EU President of the Council Herman van Rompuy should present in close collaboration with the chairperson of the eurogroup, Jean-Claude Juncker, concrete proposals in October to present a better crisis management in the eurozone with improved operating procedures.
EU summit: Euro at times more than 1.44 dollars
The standing out arrangement of the European heads of state and head of government at the Brussels EU-special summit to the debt crisis has given a high-altitude flight to the course of the euro on Thursday.
At last the communal currency cost 1.4372 US dollars. In the point the course had climbed even up to 1.4401 dollars. About midday statements of euro group boss Jean-Claude Juncker to a possible partial loan failure (Selectiv Default) of Greek state loans had still still strongly loaded the currency and had pressed her day low-pressure area with 1.4137 dollars. When then in the afternoon more and more news trickled through to the arrangement at the summit, it also went for the euro precipitously uphill.
The European central bank (EZB) had the authoritative course on 1.4222 (Wednesday: 1.4207) dollar settled. The dollar cost with it 0.7031 (0,7039) euros.
With a strong relief jump the euro has said goodbye on Thursday from European dominated trade. The communal currency jumped in view of positively taken up news of the euro-summit almost on 1.44 USD – a sentence of more than 2,5 cents of the day low-pressure area.
“The pressure gives way from the euro because there will be no insolvency of an euro-country”, according to a trader with look at the standing out arrangement at the EU-crisis summit. However, officially nothing would be known, only statements from a document. At the moment the scenario is played that the EFSF is equipped with more competence. This might contain that he should dispose of more power and may buy in the secondary market loans. Besides, analysts go out predominantly from a lengthening of the term of Greek’s loans and lowered interest.
“The big question is furthermore whether the rating agencies ‘Selective Default’ for Greece exclaim” of so another market participants. “To prevent discussions, a partial payment failure, are from the table”, said the Dutch Minister of Finance Jan Kees de Jager in addition in Hague. An other stranger is whether a partial payment failure leads necessarily to the fact that the EZB the loans of the debtor does not accept more than security. This would not be cleared. However, at the moment it is assumed from the fact that the EZB might provide if necessary “own rating” for the respective country. However, such a step costs credibility of the European central bank once more, on the other hand, it would be a usual way.

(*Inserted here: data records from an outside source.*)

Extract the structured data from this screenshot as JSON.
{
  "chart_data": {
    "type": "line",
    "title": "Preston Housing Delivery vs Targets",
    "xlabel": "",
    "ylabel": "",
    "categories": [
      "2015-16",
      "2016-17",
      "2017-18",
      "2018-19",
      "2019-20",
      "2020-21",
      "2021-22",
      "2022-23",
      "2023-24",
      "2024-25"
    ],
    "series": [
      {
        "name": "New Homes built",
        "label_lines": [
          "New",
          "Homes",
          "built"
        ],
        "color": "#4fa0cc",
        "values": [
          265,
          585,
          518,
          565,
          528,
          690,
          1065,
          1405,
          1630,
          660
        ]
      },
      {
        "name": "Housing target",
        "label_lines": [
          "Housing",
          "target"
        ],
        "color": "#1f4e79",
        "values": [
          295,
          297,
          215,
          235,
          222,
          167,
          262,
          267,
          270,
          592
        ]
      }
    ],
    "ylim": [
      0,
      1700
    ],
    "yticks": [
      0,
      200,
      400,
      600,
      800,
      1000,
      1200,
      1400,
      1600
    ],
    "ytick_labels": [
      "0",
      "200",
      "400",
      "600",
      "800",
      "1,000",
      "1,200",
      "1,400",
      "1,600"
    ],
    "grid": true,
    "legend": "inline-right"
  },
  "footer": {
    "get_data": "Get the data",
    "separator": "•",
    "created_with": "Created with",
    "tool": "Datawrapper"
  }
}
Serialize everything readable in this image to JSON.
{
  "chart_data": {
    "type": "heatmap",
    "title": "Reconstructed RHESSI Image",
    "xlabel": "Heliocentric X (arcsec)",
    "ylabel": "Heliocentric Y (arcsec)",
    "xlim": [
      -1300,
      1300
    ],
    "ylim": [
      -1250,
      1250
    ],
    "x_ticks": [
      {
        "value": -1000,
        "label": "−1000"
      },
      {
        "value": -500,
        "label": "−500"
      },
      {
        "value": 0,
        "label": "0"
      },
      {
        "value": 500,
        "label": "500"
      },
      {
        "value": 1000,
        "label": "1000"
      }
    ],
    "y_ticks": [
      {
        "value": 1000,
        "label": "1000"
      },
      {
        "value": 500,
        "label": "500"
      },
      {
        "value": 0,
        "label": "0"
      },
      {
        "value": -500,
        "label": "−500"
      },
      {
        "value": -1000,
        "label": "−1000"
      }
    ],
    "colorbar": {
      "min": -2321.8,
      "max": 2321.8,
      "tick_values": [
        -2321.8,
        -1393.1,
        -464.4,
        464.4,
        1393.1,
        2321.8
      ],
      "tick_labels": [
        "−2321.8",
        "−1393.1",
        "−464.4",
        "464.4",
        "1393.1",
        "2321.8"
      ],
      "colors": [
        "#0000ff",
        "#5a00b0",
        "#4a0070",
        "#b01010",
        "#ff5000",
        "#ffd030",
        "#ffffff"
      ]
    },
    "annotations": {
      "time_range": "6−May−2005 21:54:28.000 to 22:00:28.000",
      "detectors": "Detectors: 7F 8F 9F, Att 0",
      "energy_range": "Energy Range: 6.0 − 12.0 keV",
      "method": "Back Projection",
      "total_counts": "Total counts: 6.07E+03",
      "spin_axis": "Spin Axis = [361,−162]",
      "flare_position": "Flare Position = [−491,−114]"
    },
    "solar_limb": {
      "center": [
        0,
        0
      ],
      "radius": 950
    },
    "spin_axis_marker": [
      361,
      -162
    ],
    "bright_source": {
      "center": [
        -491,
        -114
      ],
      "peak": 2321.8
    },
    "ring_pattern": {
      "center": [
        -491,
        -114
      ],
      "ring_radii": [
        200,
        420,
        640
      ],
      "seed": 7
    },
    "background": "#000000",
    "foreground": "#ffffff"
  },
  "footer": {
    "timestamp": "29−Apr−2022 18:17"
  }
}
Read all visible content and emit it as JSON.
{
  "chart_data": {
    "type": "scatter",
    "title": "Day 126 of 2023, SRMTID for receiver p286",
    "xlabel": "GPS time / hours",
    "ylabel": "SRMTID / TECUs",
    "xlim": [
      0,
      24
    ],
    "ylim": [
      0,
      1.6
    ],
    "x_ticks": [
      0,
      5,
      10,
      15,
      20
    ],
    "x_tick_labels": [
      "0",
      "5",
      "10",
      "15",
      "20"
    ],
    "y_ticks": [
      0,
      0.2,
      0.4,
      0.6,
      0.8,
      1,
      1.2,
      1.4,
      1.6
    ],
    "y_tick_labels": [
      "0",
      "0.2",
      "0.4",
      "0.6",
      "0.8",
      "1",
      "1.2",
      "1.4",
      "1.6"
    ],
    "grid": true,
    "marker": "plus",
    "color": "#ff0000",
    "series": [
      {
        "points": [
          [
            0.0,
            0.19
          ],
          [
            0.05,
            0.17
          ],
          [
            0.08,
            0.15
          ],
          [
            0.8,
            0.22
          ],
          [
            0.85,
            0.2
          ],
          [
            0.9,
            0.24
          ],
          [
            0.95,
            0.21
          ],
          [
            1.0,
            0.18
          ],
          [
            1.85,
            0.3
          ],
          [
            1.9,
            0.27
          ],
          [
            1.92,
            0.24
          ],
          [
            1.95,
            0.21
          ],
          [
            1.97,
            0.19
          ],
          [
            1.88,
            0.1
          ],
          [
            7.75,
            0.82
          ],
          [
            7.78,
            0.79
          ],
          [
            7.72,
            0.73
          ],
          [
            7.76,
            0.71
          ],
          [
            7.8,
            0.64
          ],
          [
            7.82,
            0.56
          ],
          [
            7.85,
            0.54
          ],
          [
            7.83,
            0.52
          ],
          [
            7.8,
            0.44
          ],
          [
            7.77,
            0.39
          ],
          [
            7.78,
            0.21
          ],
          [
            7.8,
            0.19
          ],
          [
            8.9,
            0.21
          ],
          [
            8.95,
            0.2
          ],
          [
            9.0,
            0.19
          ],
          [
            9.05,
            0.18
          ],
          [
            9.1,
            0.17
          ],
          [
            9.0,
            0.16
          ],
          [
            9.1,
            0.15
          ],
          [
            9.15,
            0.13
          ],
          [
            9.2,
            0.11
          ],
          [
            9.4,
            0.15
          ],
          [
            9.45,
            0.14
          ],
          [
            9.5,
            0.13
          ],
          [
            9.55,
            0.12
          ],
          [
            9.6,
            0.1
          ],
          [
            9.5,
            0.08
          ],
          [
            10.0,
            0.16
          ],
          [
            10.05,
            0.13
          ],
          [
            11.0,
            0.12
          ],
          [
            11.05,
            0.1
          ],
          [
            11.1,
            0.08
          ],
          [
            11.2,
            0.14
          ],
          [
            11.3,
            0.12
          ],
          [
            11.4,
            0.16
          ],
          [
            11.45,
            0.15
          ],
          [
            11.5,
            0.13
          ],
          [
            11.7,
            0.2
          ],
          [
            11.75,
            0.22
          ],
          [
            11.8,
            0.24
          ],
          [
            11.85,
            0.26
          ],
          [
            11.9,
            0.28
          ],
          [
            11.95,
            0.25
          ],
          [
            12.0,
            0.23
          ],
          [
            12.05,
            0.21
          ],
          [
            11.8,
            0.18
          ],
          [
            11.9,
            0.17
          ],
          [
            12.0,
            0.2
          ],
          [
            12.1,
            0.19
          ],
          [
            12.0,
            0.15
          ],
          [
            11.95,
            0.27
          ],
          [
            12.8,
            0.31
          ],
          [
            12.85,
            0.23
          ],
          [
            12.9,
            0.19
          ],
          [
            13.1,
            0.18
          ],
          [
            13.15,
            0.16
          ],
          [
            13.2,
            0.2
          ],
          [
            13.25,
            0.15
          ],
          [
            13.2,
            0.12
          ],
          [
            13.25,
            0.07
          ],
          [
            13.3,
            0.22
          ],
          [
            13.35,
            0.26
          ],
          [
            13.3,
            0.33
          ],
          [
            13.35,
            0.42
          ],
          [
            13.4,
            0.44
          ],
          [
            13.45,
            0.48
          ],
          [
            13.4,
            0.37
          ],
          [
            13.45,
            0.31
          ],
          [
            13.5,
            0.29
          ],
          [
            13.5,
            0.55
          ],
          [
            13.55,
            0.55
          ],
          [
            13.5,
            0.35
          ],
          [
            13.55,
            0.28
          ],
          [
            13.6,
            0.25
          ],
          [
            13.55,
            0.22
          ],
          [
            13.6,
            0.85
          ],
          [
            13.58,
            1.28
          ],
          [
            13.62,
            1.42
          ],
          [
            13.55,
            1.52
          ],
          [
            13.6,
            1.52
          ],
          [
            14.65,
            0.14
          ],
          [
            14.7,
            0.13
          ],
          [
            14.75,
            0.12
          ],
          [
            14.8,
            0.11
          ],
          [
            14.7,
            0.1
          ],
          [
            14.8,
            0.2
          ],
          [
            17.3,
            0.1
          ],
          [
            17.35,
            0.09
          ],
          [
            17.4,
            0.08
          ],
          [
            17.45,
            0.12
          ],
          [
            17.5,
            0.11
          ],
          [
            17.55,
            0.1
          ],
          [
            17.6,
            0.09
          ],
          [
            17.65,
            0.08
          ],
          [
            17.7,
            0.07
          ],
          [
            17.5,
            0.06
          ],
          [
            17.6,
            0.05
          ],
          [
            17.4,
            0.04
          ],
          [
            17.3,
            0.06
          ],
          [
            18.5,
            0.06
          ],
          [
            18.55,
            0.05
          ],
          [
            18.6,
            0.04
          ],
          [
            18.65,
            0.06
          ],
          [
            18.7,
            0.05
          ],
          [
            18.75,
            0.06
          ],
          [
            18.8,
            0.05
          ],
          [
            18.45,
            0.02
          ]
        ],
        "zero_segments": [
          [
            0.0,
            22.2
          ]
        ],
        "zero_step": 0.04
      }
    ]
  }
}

Already before standard & Poor’s had to know to evaluate given, such a called running over of Greek obligations in longer terms possibly than partial payment failure. “This suggests that running over component of the second rescue programme might become”, said a trader.
As the biggest obstacle for another rescue programme for Greece the question is further valid after a participation of the private creditors on whom above all the Federal Government knocks.
No prop for the dollar was the strong jump in the Philadelphia Fed index in view of such EU joy. He has risen in July on 3.2 of deficit to 7.7 points. The subcomponents had risen predominantly, thus that for orders and employment. Only the weekly applications for US unemployment assistance disappointed something. They increased around 10,000, although an unchanged state had been expected. Indeed, the house price index FHFA easily improved.